Providing an organisation with a common purpose, goals and a set of actions to reach the goal ensures that everyone is working for the same outcome (your organisations success) and that time and resources are being allocated to the same goals and objectives. Simply it streamlines your business and ensures every pound and minute you spend on the business is in the direction of your sustained success.

While strategy is can be difficult for many organisations to commence, its benefits are far-reaching and many. From creating new business opportunities, to streamlining the operations and engaging staff, a well-formulated strategy will enable increased growth, productivity and profit both now and into the future

Why the P&L is important?

For a long time, the answer has been “more.” Ever since Frederick W. Taylor did time studies of steelworkers with a stopwatch in 1900, the measurement of business activity – called “Greater Taylorism” by Walter Keichel in his business history “The Lords of Strategy” – has grown ever more central to management. One result of this drive to quantify and analyse has been that senior executives often create numerous profit centers, or isolated groupings of both revenues and expenses nested within large businesses.
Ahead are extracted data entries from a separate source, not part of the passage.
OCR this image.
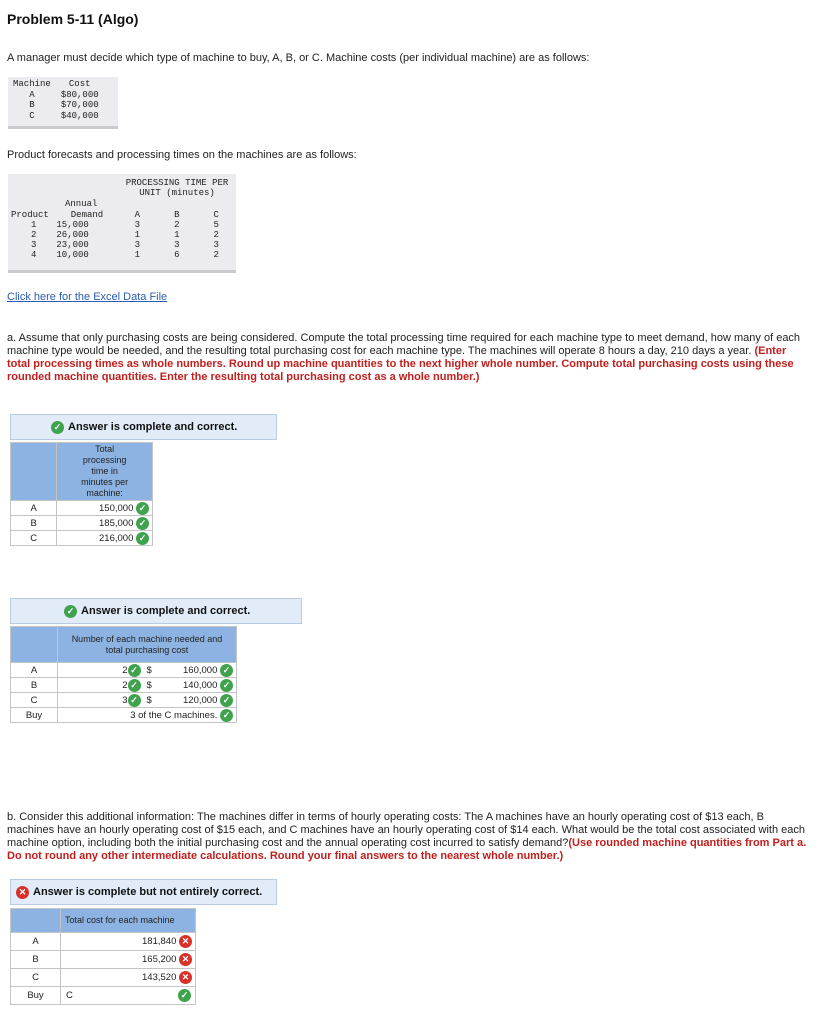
Problem 5-11 (Algo)
A manager must decide which type of machine to buy, A, B, or C. Machine costs (per individual machine) are as follows:
Machine	Cost
A	$80,000
B	$70,000
C	$40,000
Product forecasts and processing times on the machines are as follows:
PROCESSING TIME PER
UNIT (minutes)
Annual
Product	Demand	A	B	C
1	15,000	3	2	5
2	26,000	1	1	2
3	23,000	3	3	3
4	10,000	1	6	2
Click here for the Excel Data File
a. Assume that only purchasing costs are being considered. Compute the total processing time required for each machine type to meet demand, how many of each machine type would be needed, and the resulting total purchasing cost for each machine type. The machines will operate 8 hours a day, 210 days a year. (Enter total processing times as whole numbers. Round up machine quantities to the next higher whole number. Compute total purchasing costs using these rounded machine quantities. Enter the resulting total purchasing cost as a whole number.)
✓ Answer is complete and correct.
	Total processing time in minutes per machine:
A	150,000 ✓
B	185,000 ✓
C	216,000 ✓
✓ Answer is complete and correct.
	Number of each machine needed and total purchasing cost		
A	2 ✓	$	160,000 ✓
B	2 ✓	$	140,000 ✓
C	3 ✓	$	120,000 ✓
Buy	3 of the C machines. ✓		
b. Consider this additional information: The machines differ in terms of hourly operating costs: The A machines have an hourly operating cost of $13 each, B machines have an hourly operating cost of $15 each, and C machines have an hourly operating cost of $14 each. What would be the total cost associated with each machine option, including both the initial purchasing cost and the annual operating cost incurred to satisfy demand?(Use rounded machine quantities from Part a. Do not round any other intermediate calculations. Round your final answers to the nearest whole number.)
✕ Answer is complete but not entirely correct.
	Total cost for each machine
A	181,840 ✕
B	165,200 ✕
C	143,520 ✕
Buy	C ✓
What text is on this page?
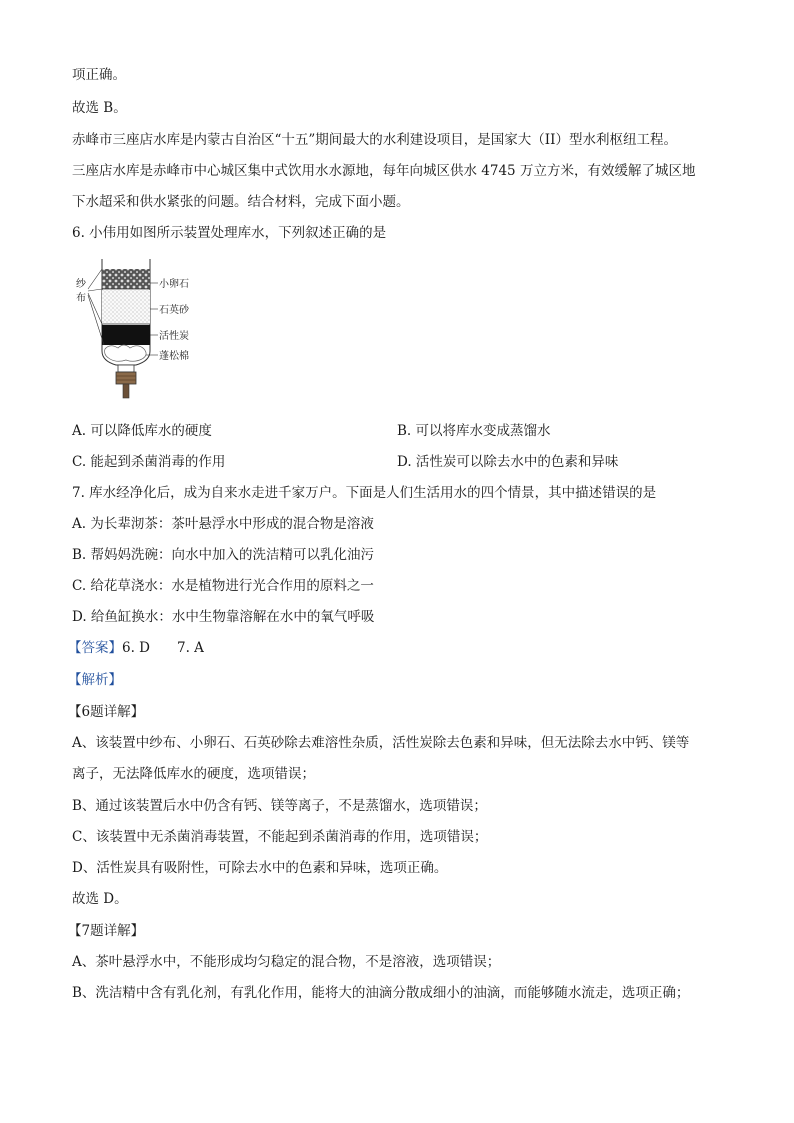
项正确。
故选 B。
赤峰市三座店水库是内蒙古自治区“十五”期间最大的水利建设项目，是国家大（II）型水利枢纽工程。
三座店水库是赤峰市中心城区集中式饮用水水源地，每年向城区供水 4745 万立方米，有效缓解了城区地
下水超采和供水紧张的问题。结合材料，完成下面小题。
6. 小伟用如图所示装置处理库水，下列叙述正确的是
纱
布
小卵石
石英砂
活性炭
蓬松棉
A. 可以降低库水的硬度	B. 可以将库水变成蒸馏水
C. 能起到杀菌消毒的作用	D. 活性炭可以除去水中的色素和异味
7. 库水经净化后，成为自来水走进千家万户。下面是人们生活用水的四个情景，其中描述错误的是
A. 为长辈沏茶：茶叶悬浮水中形成的混合物是溶液
B. 帮妈妈洗碗：向水中加入的洗洁精可以乳化油污
C. 给花草浇水：水是植物进行光合作用的原料之一
D. 给鱼缸换水：水中生物靠溶解在水中的氧气呼吸
【答案】6. D　　7. A
【解析】
【6题详解】
A、该装置中纱布、小卵石、石英砂除去难溶性杂质，活性炭除去色素和异味，但无法除去水中钙、镁等
离子，无法降低库水的硬度，选项错误；
B、通过该装置后水中仍含有钙、镁等离子，不是蒸馏水，选项错误；
C、该装置中无杀菌消毒装置，不能起到杀菌消毒的作用，选项错误；
D、活性炭具有吸附性，可除去水中的色素和异味，选项正确。
故选 D。
【7题详解】
A、茶叶悬浮水中，不能形成均匀稳定的混合物，不是溶液，选项错误；
B、洗洁精中含有乳化剂，有乳化作用，能将大的油滴分散成细小的油滴，而能够随水流走，选项正确；
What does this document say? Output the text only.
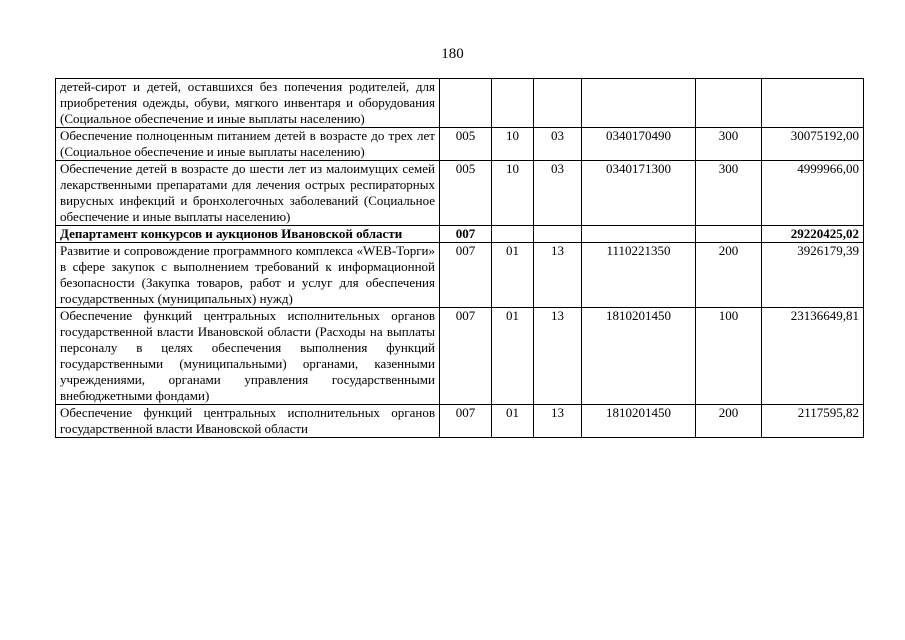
180
детей-сирот и детей, оставшихся без попечения родителей, для приобретения одежды, обуви, мягкого инвентаря и оборудования (Социальное обеспечение и иные выплаты населению)						
Обеспечение полноценным питанием детей в возрасте до трех лет (Социальное обеспечение и иные выплаты населению)	005	10	03	0340170490	300	30075192,00
Обеспечение детей в возрасте до шести лет из малоимущих семей лекарственными препаратами для лечения острых респираторных вирусных инфекций и бронхолегочных заболеваний (Социальное обеспечение и иные выплаты населению)	005	10	03	0340171300	300	4999966,00
Департамент конкурсов и аукционов Ивановской области	007					29220425,02
Развитие и сопровождение программного комплекса «WEB-Торги» в сфере закупок с выполнением требований к информационной безопасности (Закупка товаров, работ и услуг для обеспечения государственных (муниципальных) нужд)	007	01	13	1110221350	200	3926179,39
Обеспечение функций центральных исполнительных органов государственной власти Ивановской области (Расходы на выплаты персоналу в целях обеспечения выполнения функций государственными (муниципальными) органами, казенными учреждениями, органами управления государственными внебюджетными фондами)	007	01	13	1810201450	100	23136649,81
Обеспечение функций центральных исполнительных органов государственной власти Ивановской области	007	01	13	1810201450	200	2117595,82
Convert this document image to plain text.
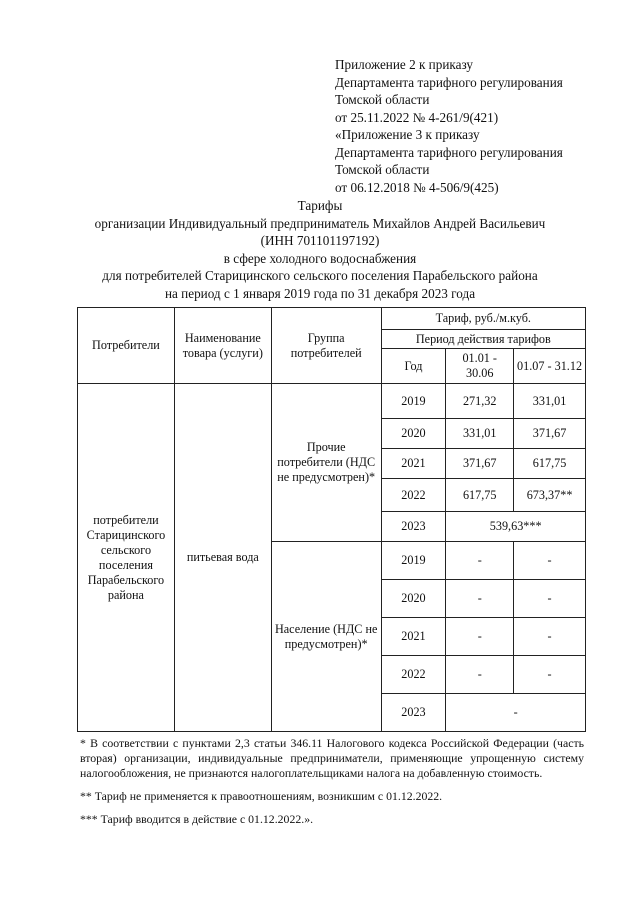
Приложение 2 к приказу
Департамента тарифного регулирования
Томской области
от 25.11.2022 № 4-261/9(421)
«Приложение 3 к приказу
Департамента тарифного регулирования
Томской области
от 06.12.2018 № 4-506/9(425)
Тарифы
организации Индивидуальный предприниматель Михайлов Андрей Васильевич
(ИНН 701101197192)
в сфере холодного водоснабжения
для потребителей Старицинского сельского поселения Парабельского района
на период с 1 января 2019 года по 31 декабря 2023 года
Потребители	Наименование товара (услуги)	Группа потребителей	Тариф, руб./м.куб.		
			Период действия тарифов		
			Год	01.01 - 30.06	01.07 - 31.12
потребители Старицинского сельского поселения Парабельского района	питьевая вода	Прочие потребители (НДС не предусмотрен)*	2019	271,32	331,01
			2020	331,01	371,67
			2021	371,67	617,75
			2022	617,75	673,37**
			2023	539,63***	
		Население (НДС не предусмотрен)*	2019	-	-
			2020	-	-
			2021	-	-
			2022	-	-
			2023	-	

* В соответствии с пунктами 2,3 статьи 346.11 Налогового кодекса Российской Федерации (часть вторая) организации, индивидуальные предприниматели, применяющие упрощенную систему налогообложения, не признаются налогоплательщиками налога на добавленную стоимость.

** Тариф не применяется к правоотношениям, возникшим с 01.12.2022.

*** Тариф вводится в действие с 01.12.2022.».
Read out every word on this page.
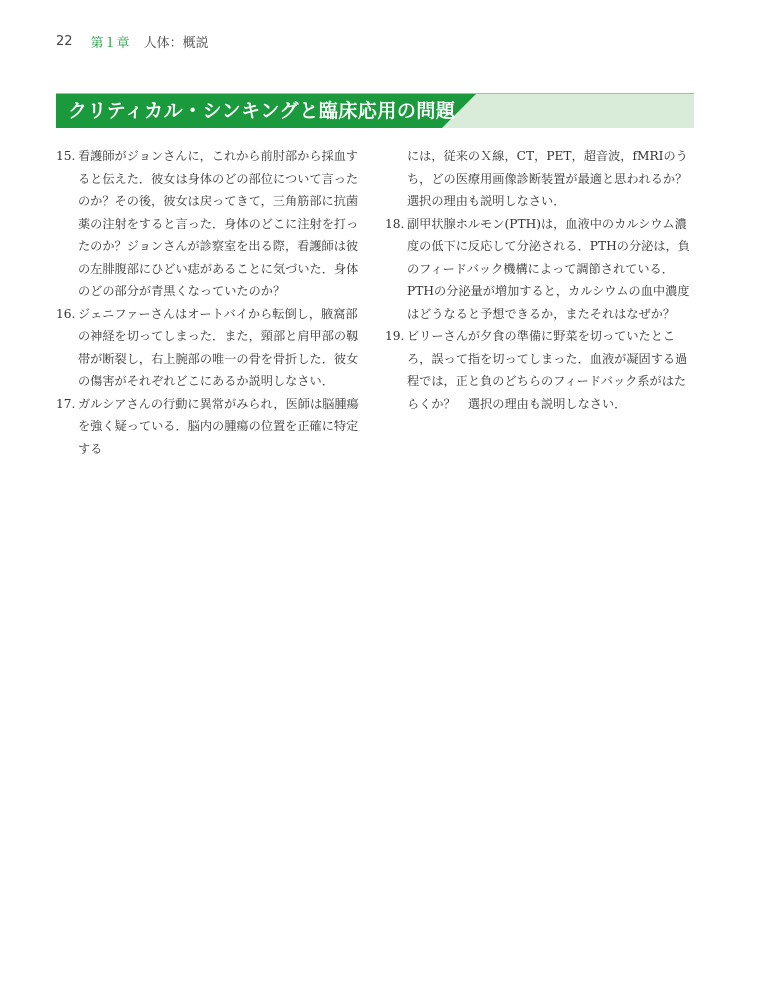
22 第１章 人体：概説
クリティカル・シンキングと臨床応用の問題
15. 看護師がジョンさんに，これから前肘部から採血すると伝えた．彼女は身体のどの部位について言ったのか？その後，彼女は戻ってきて，三角筋部に抗菌薬の注射をすると言った．身体のどこに注射を打ったのか？ジョンさんが診察室を出る際，看護師は彼の左腓腹部にひどい痣があることに気づいた．身体のどの部分が青黒くなっていたのか？
16. ジェニファーさんはオートバイから転倒し，腋窩部の神経を切ってしまった．また，頸部と肩甲部の靱帯が断裂し，右上腕部の唯一の骨を骨折した．彼女の傷害がそれぞれどこにあるか説明しなさい．
17. ガルシアさんの行動に異常がみられ，医師は脳腫瘍を強く疑っている．脳内の腫瘍の位置を正確に特定する
には，従来のＸ線，CT，PET，超音波，fMRIのうち，どの医療用画像診断装置が最適と思われるか？選択の理由も説明しなさい．
18. 副甲状腺ホルモン(PTH)は，血液中のカルシウム濃度の低下に反応して分泌される．PTHの分泌は，負のフィードバック機構によって調節されている．PTHの分泌量が増加すると，カルシウムの血中濃度はどうなると予想できるか，またそれはなぜか？
19. ビリーさんが夕食の準備に野菜を切っていたところ，誤って指を切ってしまった．血液が凝固する過程では，正と負のどちらのフィードバック系がはたらくか？　選択の理由も説明しなさい．
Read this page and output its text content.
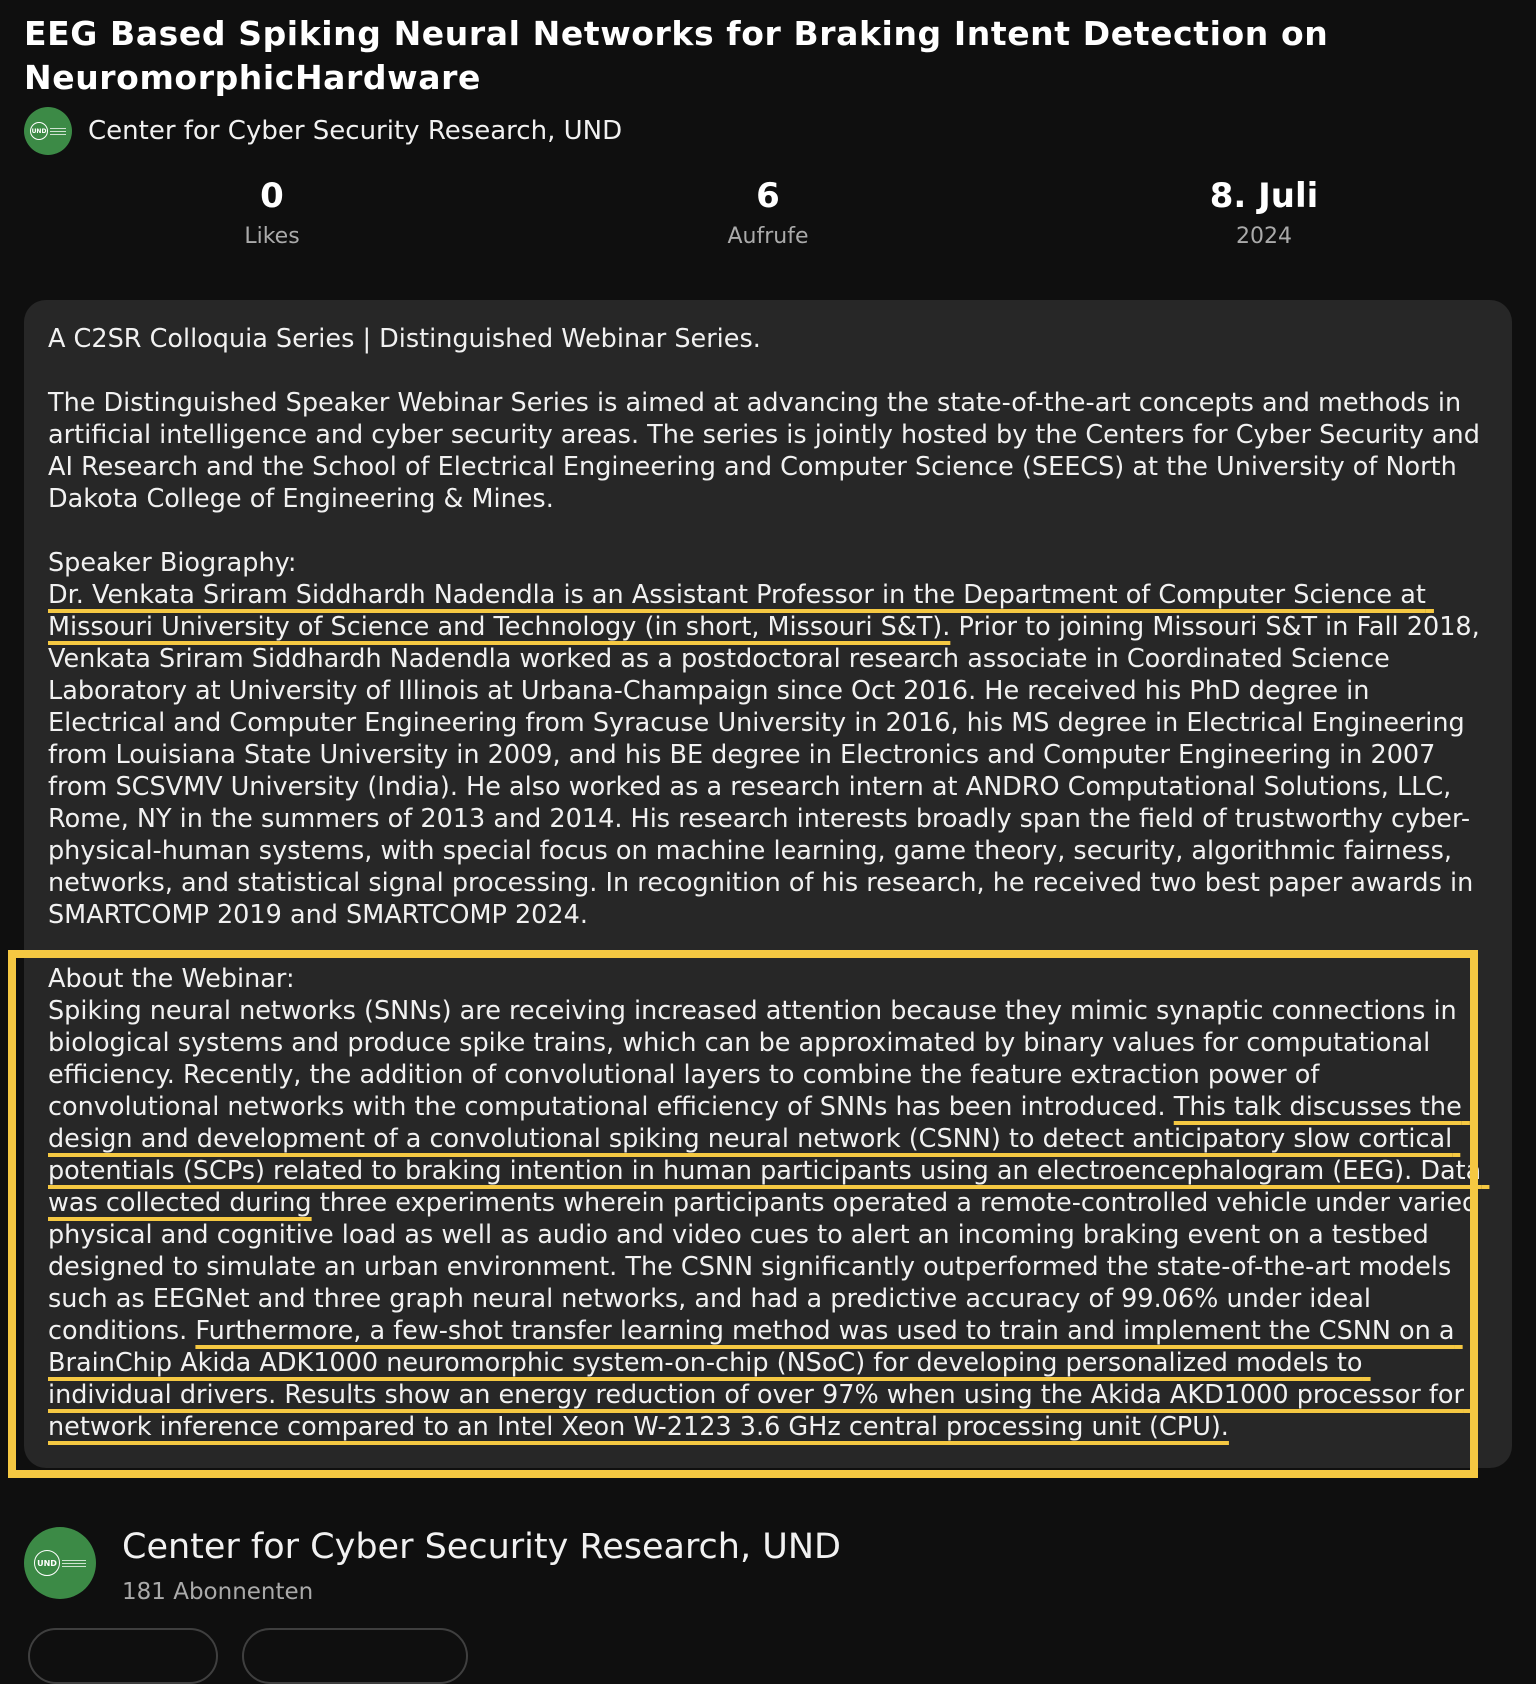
EEG Based Spiking Neural Networks for Braking Intent Detection on NeuromorphicHardware
UND Center for Cyber Security Research, UND
0
Likes
6
Aufrufe
8. Juli
2024

A C2SR Colloquia Series | Distinguished Webinar Series.

The Distinguished Speaker Webinar Series is aimed at advancing the state-of-the-art concepts and methods in artificial intelligence and cyber security areas. The series is jointly hosted by the Centers for Cyber Security and AI Research and the School of Electrical Engineering and Computer Science (SEECS) at the University of North Dakota College of Engineering & Mines.

Speaker Biography:

Dr. Venkata Sriram Siddhardh Nadendla is an Assistant Professor in the Department of Computer Science at Missouri University of Science and Technology (in short, Missouri S&T). Prior to joining Missouri S&T in Fall 2018, Venkata Sriram Siddhardh Nadendla worked as a postdoctoral research associate in Coordinated Science Laboratory at University of Illinois at Urbana-Champaign since Oct 2016. He received his PhD degree in Electrical and Computer Engineering from Syracuse University in 2016, his MS degree in Electrical Engineering from Louisiana State University in 2009, and his BE degree in Electronics and Computer Engineering in 2007 from SCSVMV University (India). He also worked as a research intern at ANDRO Computational Solutions, LLC, Rome, NY in the summers of 2013 and 2014. His research interests broadly span the field of trustworthy cyber-physical-human systems, with special focus on machine learning, game theory, security, algorithmic fairness, networks, and statistical signal processing. In recognition of his research, he received two best paper awards in SMARTCOMP 2019 and SMARTCOMP 2024.

About the Webinar:

Spiking neural networks (SNNs) are receiving increased attention because they mimic synaptic connections in biological systems and produce spike trains, which can be approximated by binary values for computational efficiency. Recently, the addition of convolutional layers to combine the feature extraction power of convolutional networks with the computational efficiency of SNNs has been introduced. This talk discusses the design and development of a convolutional spiking neural network (CSNN) to detect anticipatory slow cortical potentials (SCPs) related to braking intention in human participants using an electroencephalogram (EEG). Data was collected during three experiments wherein participants operated a remote-controlled vehicle under varied physical and cognitive load as well as audio and video cues to alert an incoming braking event on a testbed designed to simulate an urban environment. The CSNN significantly outperformed the state-of-the-art models such as EEGNet and three graph neural networks, and had a predictive accuracy of 99.06% under ideal conditions. Furthermore, a few-shot transfer learning method was used to train and implement the CSNN on a BrainChip Akida ADK1000 neuromorphic system-on-chip (NSoC) for developing personalized models to individual drivers. Results show an energy reduction of over 97% when using the Akida AKD1000 processor for network inference compared to an Intel Xeon W-2123 3.6 GHz central processing unit (CPU).

UND Center for Cyber Security Research, UND
181 Abonnenten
The two benefits are obvious. First, profit centers allow these executives to make better decisions. In organisations whose various revenue and cost accounts are not linked, poor economic performance can be hidden by positive results elsewhere, and decision-making is clouded. Second, profit centers help make accountability clear. By giving managers direct profit and loss responsibility, companies can incentivise activity that measurably contributes to the bottom line.

Finally, for a coherent strategy to work, then, the organisation executing it must be measured as a whole, rather than as parts. In other words, if a company is to have a single strategy, it must be driven by a single P&L.